Risk-sensitive Decision-making

A novel approach to long-term risk-sensitive control in stochastic systems through the so-called ergodic-risk criteria

In stochastic systems, balancing performance with resilience to rare events is critical. Traditional approaches often focus on finite-horizon risk, overlooking long-term cumulative risks unless by imposing strong assumptions on process noise (missing reference). My recent work (Talebi & Li, 2024) addresses this by introducing ergodic-risk criteria through probabilistic limiting theorems that can account for noise with unbounded moments. Then through primal-dual optimization techniques, an optimal policy is obtained that balances average performance with ergodic-risk constraints. This extends risk-sensitive methods to a more versatile framework for long-term risk-sensitive control in stochastic systems capable of handling extreme events. Central to my analysis is a tailored Functional Central Limit Theorem (FCLT), where I can establish convergence even in non-stationary environments with heavy-tailed noise.

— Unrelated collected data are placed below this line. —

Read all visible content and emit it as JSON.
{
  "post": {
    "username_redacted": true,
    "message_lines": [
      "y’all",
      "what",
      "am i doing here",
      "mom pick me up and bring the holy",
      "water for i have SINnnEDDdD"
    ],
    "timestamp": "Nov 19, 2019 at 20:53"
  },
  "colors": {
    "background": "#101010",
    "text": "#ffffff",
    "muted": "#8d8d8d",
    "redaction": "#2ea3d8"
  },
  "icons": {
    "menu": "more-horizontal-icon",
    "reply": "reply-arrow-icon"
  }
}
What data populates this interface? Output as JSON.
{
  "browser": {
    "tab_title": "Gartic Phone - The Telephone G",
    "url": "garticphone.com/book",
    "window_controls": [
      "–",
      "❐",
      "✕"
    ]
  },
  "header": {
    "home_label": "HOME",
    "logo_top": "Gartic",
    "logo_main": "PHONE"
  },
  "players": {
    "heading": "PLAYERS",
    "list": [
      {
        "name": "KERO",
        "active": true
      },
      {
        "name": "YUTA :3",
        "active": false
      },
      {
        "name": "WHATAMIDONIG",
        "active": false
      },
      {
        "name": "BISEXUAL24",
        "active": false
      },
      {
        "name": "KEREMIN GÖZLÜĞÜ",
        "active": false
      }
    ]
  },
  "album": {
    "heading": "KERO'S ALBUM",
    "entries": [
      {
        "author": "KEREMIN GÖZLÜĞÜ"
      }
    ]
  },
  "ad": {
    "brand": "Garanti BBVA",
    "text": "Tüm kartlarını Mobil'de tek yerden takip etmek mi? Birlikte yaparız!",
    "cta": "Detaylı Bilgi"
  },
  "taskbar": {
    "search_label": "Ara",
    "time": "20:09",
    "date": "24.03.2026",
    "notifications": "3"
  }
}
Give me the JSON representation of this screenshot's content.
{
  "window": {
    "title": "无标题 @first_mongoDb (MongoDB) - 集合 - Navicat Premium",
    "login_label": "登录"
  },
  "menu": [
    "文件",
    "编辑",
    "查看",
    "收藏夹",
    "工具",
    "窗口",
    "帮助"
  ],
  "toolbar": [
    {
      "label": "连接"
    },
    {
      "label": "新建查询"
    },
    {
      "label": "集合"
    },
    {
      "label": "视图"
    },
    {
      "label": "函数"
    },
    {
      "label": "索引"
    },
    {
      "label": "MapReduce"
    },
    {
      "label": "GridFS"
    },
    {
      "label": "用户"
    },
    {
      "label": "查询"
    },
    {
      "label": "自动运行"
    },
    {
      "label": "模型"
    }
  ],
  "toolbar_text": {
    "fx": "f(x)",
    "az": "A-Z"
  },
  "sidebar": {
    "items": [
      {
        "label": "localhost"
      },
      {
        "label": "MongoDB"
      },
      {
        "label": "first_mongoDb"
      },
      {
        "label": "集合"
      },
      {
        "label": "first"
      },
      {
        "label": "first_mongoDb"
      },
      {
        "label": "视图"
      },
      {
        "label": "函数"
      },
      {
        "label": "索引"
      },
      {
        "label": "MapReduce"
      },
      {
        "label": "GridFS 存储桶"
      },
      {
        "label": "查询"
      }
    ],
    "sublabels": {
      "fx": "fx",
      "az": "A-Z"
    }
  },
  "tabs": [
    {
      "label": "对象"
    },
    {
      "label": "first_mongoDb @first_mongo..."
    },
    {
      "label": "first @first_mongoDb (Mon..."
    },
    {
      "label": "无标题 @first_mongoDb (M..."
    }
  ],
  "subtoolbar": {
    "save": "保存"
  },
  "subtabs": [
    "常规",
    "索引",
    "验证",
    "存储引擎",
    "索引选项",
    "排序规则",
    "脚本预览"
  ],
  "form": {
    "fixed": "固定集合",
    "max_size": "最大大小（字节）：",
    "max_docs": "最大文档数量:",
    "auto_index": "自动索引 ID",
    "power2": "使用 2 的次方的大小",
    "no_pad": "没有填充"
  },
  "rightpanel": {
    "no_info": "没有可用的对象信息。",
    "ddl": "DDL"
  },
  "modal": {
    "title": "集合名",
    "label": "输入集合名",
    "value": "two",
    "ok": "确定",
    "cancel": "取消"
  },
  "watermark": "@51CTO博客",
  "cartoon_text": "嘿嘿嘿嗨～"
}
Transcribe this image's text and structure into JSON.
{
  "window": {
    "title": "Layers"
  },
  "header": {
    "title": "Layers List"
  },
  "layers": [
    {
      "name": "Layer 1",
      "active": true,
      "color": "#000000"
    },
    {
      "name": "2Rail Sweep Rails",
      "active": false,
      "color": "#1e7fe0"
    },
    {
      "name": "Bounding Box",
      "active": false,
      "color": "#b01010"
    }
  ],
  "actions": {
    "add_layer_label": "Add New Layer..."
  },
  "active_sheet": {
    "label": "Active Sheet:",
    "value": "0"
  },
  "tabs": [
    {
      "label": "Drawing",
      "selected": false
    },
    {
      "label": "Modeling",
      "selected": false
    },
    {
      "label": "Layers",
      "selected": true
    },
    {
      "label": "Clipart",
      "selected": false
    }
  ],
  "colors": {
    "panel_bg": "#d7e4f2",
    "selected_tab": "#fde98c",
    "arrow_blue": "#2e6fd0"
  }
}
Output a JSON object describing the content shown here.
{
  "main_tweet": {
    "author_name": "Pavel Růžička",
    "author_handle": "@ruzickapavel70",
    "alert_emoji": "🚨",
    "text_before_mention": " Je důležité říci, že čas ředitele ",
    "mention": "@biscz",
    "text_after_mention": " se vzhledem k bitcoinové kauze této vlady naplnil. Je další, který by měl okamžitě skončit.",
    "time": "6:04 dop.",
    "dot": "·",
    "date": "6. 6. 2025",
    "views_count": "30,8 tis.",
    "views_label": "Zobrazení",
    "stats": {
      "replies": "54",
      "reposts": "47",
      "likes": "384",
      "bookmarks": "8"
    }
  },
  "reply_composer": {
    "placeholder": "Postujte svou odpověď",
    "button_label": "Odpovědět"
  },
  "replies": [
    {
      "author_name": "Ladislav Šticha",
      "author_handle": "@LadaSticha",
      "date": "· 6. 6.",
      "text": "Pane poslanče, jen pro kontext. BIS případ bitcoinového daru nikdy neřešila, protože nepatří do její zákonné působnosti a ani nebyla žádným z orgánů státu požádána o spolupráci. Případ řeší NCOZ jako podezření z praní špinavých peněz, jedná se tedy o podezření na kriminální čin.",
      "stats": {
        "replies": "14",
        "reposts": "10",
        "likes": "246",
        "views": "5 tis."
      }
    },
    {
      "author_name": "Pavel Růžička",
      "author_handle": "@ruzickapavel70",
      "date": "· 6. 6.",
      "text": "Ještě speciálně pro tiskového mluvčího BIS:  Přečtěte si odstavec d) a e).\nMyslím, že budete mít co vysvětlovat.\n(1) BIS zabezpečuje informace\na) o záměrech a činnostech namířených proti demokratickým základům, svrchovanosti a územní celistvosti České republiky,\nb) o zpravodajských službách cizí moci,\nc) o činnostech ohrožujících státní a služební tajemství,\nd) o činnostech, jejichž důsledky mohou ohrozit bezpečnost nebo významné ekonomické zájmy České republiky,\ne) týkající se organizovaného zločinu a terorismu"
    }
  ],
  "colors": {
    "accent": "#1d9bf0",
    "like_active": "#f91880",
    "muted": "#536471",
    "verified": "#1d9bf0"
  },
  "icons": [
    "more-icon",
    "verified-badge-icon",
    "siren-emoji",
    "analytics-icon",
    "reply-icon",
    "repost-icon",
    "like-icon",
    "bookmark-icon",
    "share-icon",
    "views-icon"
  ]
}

This is achieved by utilizing ergodic theory (Meyn et al., 2009), ensuring uniform ergodicity of controlled processes where stability is maintained even with heavy-tailed noise, provided it has a finite fourth moment.

Key references:

  1. Talebi, S., & Li, N. (2024). Uniform Ergodicity and Ergodic-Risk Constrained Policy Optimization. ArXiv Preprint ArXiv:2409.10767.
  2. Meyn, S., Tweedie, R. L., & Glynn, P. W. (2009). Markov Chains and Stochastic Stability (2nd ed.). Cambridge University Press.